Born Vincent Montana, Jr. in South Philadelphia on February 12, 1928, Vince Montana was a jazz musician turned session musician who later gained renown as a member of Philadelphia International’s MFSB session group and also founder of the Salsoul Orchestra. His talents extended from playing percussion, orchestra bells and chimes, tympani, and marimba to arranging and conduction, and writing songs. Recognized early, his talents led to stints playing percussion and vibraphone in Las Vegas and, back in Philly, as part of the band on the Mike Douglas Show. He turned to studio work, where he was behind the Philly TV-made idols like Frankie Avalon and Fabian.

He then became a studio musician for the growing R&B scene in Philly. His early work in Philadelphia R&B energized the sessions for Jamie/Guyden affiliated labels and one of his first credits as Vince Montana and His Orchestra was the instrumental versions of The Sherrys’ Guyden record, “That Boy of Mine” b/w “Monk, Monk, Monkey” (Guyden 2093), a dance record that anticipated his disco-era renown creating disco dance music.  
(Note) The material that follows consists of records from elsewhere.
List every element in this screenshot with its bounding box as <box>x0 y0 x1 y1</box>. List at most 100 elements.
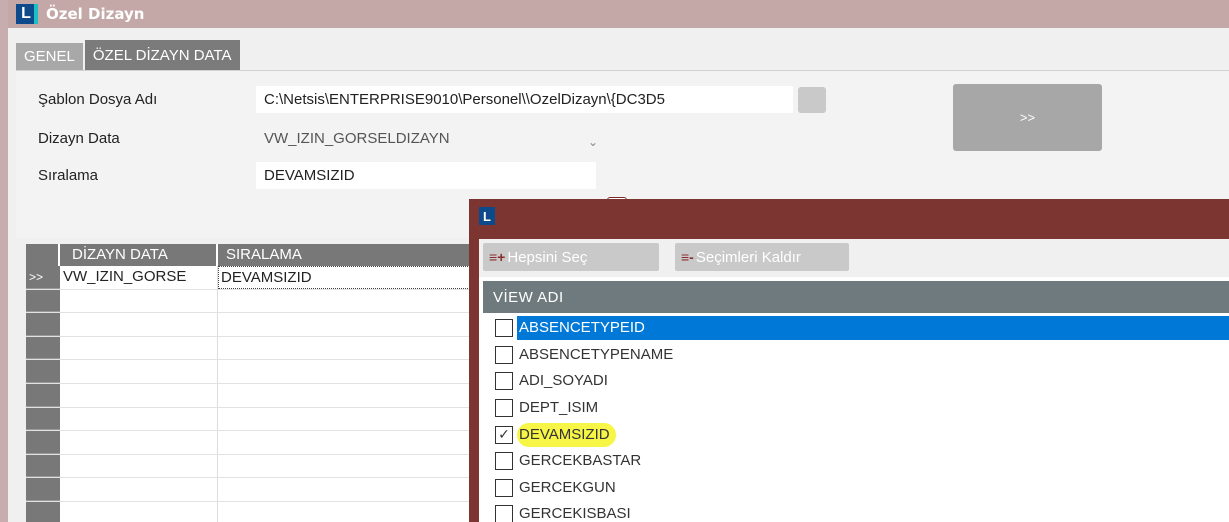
column-header-siralama[interactable]: SIRALAMA <box>218 244 478 266</box>
logo-stripe <box>34 4 38 24</box>
list-item-label: DEVAMSIZID <box>517 422 616 447</box>
cell-siralama[interactable] <box>218 384 478 407</box>
list-item[interactable]: ADI_SOYADI <box>483 368 1229 395</box>
cell-siralama[interactable] <box>218 360 478 383</box>
cell-dizayn-data[interactable] <box>60 478 218 501</box>
list-add-icon: ≡+ <box>489 249 506 265</box>
popup-toolbar: ≡+ Hepsini Seç ≡- Seçimleri Kaldır <box>479 239 1229 277</box>
table-row[interactable] <box>26 501 478 522</box>
cell-siralama[interactable] <box>218 455 478 478</box>
list-item-label: DEPT_ISIM <box>519 399 599 417</box>
clear-selection-label: Seçimleri Kaldır <box>695 248 801 266</box>
cell-siralama[interactable] <box>218 290 478 313</box>
checkbox[interactable] <box>495 319 513 338</box>
view-select-popup: L ≡+ Hepsini Seç ≡- Seçimleri Kaldır VİE… <box>469 199 1229 522</box>
siralama-label: Sıralama <box>38 167 99 184</box>
checkbox[interactable] <box>495 345 513 364</box>
list-item[interactable]: ✓ DEVAMSIZID <box>483 421 1229 448</box>
checkbox[interactable] <box>495 478 513 497</box>
cell-siralama[interactable] <box>218 502 478 522</box>
table-row[interactable] <box>26 407 478 432</box>
row-indicator <box>26 407 60 431</box>
dizayn-data-label: Dizayn Data <box>38 130 120 147</box>
table-row[interactable] <box>26 431 478 455</box>
dizayn-data-select[interactable]: VW_IZIN_GORSELDIZAYN <box>256 125 596 152</box>
chevron-down-icon[interactable]: ⌄ <box>588 135 598 149</box>
go-button[interactable]: >> <box>953 84 1102 151</box>
window-title: Özel Dizayn <box>46 5 145 23</box>
table-row[interactable] <box>26 383 478 408</box>
table-row[interactable] <box>26 478 478 502</box>
table-row[interactable] <box>26 336 478 361</box>
tab-ozel-dizayn-data[interactable]: ÖZEL DİZAYN DATA <box>84 40 240 70</box>
row-indicator <box>26 454 60 478</box>
row-indicator <box>26 360 60 383</box>
tab-genel[interactable]: GENEL <box>16 43 83 70</box>
row-indicator <box>26 478 60 501</box>
cell-dizayn-data[interactable] <box>60 454 218 478</box>
cell-siralama[interactable] <box>218 431 478 454</box>
cell-dizayn-data[interactable]: VW_IZIN_GORSE <box>60 266 218 289</box>
row-indicator <box>26 289 60 313</box>
app-logo-icon: L <box>16 4 36 24</box>
row-indicator <box>26 313 60 336</box>
checkbox[interactable] <box>495 399 513 418</box>
list-remove-icon: ≡- <box>681 249 694 265</box>
checkbox[interactable] <box>495 452 513 471</box>
list-item[interactable]: ABSENCETYPEID <box>483 315 1229 342</box>
view-adi-header[interactable]: VİEW ADI <box>483 281 1229 313</box>
popup-logo-icon: L <box>479 207 495 225</box>
clear-selection-button[interactable]: ≡- Seçimleri Kaldır <box>675 243 849 271</box>
row-indicator <box>26 501 60 522</box>
grid-header: DİZAYN DATA SIRALAMA <box>26 244 478 266</box>
cell-dizayn-data[interactable] <box>60 501 218 522</box>
title-bar[interactable]: L Özel Dizayn <box>8 0 1229 28</box>
list-item[interactable]: GERCEKGUN <box>483 475 1229 502</box>
row-indicator: >> <box>26 266 60 289</box>
list-item[interactable]: ABSENCETYPENAME <box>483 342 1229 369</box>
sablon-label: Şablon Dosya Adı <box>38 91 158 108</box>
select-all-label: Hepsini Seç <box>507 248 588 266</box>
column-header-dizayn-data[interactable]: DİZAYN DATA <box>60 244 218 266</box>
table-row[interactable] <box>26 454 478 479</box>
row-indicator <box>26 383 60 407</box>
cell-siralama[interactable] <box>218 313 478 336</box>
list-item[interactable]: GERCEKISBASI <box>483 501 1229 522</box>
cell-dizayn-data[interactable] <box>60 289 218 313</box>
cell-dizayn-data[interactable] <box>60 407 218 431</box>
cell-siralama[interactable] <box>218 478 478 501</box>
list-item-label: GERCEKISBASI <box>519 505 631 522</box>
sablon-dosya-input[interactable]: C:\Netsis\ENTERPRISE9010\Personel\\OzelD… <box>256 86 793 113</box>
checkbox[interactable] <box>495 505 513 522</box>
cell-dizayn-data[interactable] <box>60 383 218 407</box>
cell-siralama[interactable] <box>218 408 478 431</box>
table-row[interactable] <box>26 289 478 314</box>
popup-body: ≡+ Hepsini Seç ≡- Seçimleri Kaldır VİEW … <box>479 239 1229 522</box>
checkmark-icon: ✓ <box>498 426 510 443</box>
list-item-label: ABSENCETYPENAME <box>519 345 674 363</box>
design-data-grid: DİZAYN DATA SIRALAMA >> VW_IZIN_GORSE DE… <box>26 244 478 522</box>
cell-dizayn-data[interactable] <box>60 431 218 454</box>
list-item[interactable]: DEPT_ISIM <box>483 395 1229 422</box>
select-all-button[interactable]: ≡+ Hepsini Seç <box>483 243 659 271</box>
browse-button[interactable] <box>798 87 826 113</box>
checkbox-checked[interactable]: ✓ <box>495 425 513 444</box>
grid-indicator-header <box>26 244 60 266</box>
cell-dizayn-data[interactable] <box>60 313 218 336</box>
row-indicator <box>26 336 60 360</box>
tab-strip: GENEL ÖZEL DİZAYN DATA <box>16 40 242 70</box>
list-item-label: GERCEKGUN <box>519 478 616 496</box>
cell-dizayn-data[interactable] <box>60 336 218 360</box>
cell-dizayn-data[interactable] <box>60 360 218 383</box>
checkbox[interactable] <box>495 372 513 391</box>
table-row[interactable] <box>26 313 478 337</box>
cell-siralama[interactable]: DEVAMSIZID <box>218 266 478 289</box>
view-list: ABSENCETYPEID ABSENCETYPENAME ADI_SOYADI… <box>483 315 1229 522</box>
cell-siralama[interactable] <box>218 337 478 360</box>
siralama-input[interactable]: DEVAMSIZID <box>256 162 596 189</box>
list-item[interactable]: GERCEKBASTAR <box>483 448 1229 475</box>
table-row[interactable] <box>26 360 478 384</box>
table-row[interactable]: >> VW_IZIN_GORSE DEVAMSIZID <box>26 266 478 290</box>
list-item-label: GERCEKBASTAR <box>519 452 642 470</box>
row-indicator <box>26 431 60 454</box>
His work with MFSB was anticipated as one of the first-call session musicians who were Arctic regulars along with guitarist Bobby Eli, bassist Ronnie Baker, and drummer Earl Young. Arctic sessions included the Volcanos’ “(It’s Against) The Laws Of Love,” the Rotations’ “(Put A Dime On) D-9” and “(Put A Nickel On) D-9,” which later morphed into Barbara Mason’s “Bobby, Is My Baby.”

Vince Montana played on innumerable Jamie/Guyden other sessions, as well, among them, the Cliff Nobles hit instrumental "The Horse" in 1968.

More recently, Montana worked with Masters at Work and on the Pet Shop Boys’ “New York City Boy.”